HP A7143A RAID160 SA Controller Support Guide

Hard Drive Installation and Replacement
Compromised Fault Tolerance
Appendix C146
Compromised Fault Tolerance
Compromised fault tolerance commonly occurs when more physical disks
have failed than the fault-tolerance method can endure. In this case, the
logical volume is failed and unrecoverable disk error messages are
returned to the host. Data loss is likely to occur.
An example of this situation would be an array configured with RAID 5
fault tolerance, in which one drive fails, while another drive in the same
array is still being rebuilt. If the array has no online spare, the logical
drive will fail.
Compromised fault tolerance may also be caused by non-drive problems,
such as temporary power loss to a storage system or a faulty cable. In
such cases, the physical drives do not need to be replaced. However, data
may still have been lost, especially if the system was busy at the time
that the problem occurred.
Example C-1 Procedure to Attempt Recovery
When fault tolerance has been compromised, inserting replacement
drives does not improve the condition of the logical volume. Instead, if
your screen displays unrecoverable error messages, try the following
procedure to recover data.
Power down the StorageWorks disk enclosure, and then power it back
up. In some cases, a marginal drive will work again for long enough to
allow you to make copies of important files.
Make copies of important data, if possible.
Replace any failed disks.
After the failed disks have been replaced, the fault tolerance may again
be compromised. If so, cycle the power again.

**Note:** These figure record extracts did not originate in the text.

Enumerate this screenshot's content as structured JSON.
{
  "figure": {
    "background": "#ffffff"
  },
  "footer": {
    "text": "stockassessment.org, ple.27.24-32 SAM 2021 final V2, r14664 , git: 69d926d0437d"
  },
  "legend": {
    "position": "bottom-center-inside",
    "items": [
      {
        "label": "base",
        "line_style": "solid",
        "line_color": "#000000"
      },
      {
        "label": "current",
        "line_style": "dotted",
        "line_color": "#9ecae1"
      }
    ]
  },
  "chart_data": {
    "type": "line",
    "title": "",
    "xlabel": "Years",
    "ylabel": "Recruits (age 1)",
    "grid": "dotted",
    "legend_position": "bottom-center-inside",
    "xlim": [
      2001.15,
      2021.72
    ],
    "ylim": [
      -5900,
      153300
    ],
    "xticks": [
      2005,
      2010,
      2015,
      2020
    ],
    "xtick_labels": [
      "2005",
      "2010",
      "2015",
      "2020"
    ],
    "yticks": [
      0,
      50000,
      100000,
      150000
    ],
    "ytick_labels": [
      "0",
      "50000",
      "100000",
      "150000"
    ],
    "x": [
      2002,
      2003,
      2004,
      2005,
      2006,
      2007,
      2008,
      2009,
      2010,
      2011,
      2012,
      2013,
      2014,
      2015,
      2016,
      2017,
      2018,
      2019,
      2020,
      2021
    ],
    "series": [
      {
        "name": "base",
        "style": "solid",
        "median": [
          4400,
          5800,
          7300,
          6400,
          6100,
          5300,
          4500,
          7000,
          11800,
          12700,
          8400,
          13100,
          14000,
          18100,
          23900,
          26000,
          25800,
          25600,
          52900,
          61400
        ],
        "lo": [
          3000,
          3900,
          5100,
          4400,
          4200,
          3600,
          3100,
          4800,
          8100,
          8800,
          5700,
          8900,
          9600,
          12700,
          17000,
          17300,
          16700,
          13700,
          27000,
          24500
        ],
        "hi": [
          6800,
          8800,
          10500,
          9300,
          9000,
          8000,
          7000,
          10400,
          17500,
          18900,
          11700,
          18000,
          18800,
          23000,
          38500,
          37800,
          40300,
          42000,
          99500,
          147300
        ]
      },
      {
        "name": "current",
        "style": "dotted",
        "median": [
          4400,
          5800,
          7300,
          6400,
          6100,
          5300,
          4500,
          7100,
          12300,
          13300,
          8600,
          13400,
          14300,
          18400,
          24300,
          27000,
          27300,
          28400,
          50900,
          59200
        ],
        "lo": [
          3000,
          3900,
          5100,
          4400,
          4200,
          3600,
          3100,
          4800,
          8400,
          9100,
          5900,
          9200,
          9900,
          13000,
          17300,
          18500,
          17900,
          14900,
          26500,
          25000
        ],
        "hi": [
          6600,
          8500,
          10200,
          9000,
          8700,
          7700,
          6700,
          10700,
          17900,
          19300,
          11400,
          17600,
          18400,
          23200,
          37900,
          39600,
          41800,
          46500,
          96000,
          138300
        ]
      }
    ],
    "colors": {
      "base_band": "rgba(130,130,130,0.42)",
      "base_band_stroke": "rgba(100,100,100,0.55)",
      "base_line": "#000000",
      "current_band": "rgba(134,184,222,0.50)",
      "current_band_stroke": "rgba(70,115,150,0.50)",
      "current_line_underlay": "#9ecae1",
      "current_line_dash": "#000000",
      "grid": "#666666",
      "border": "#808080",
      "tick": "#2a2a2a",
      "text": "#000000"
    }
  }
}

Run the sautil <device_file> accept_media_xchg
<logical_drive_number> command on the affected logical drive. This
will restore the logical drive’s configuration. Now restore your data from
backup media (see “sautil <device_file> accept_media_xchg
<logical_drive_number>” on page 129).
To minimize the risk of data loss due to compromised fault tolerance,
make frequent backups of all logical volumes.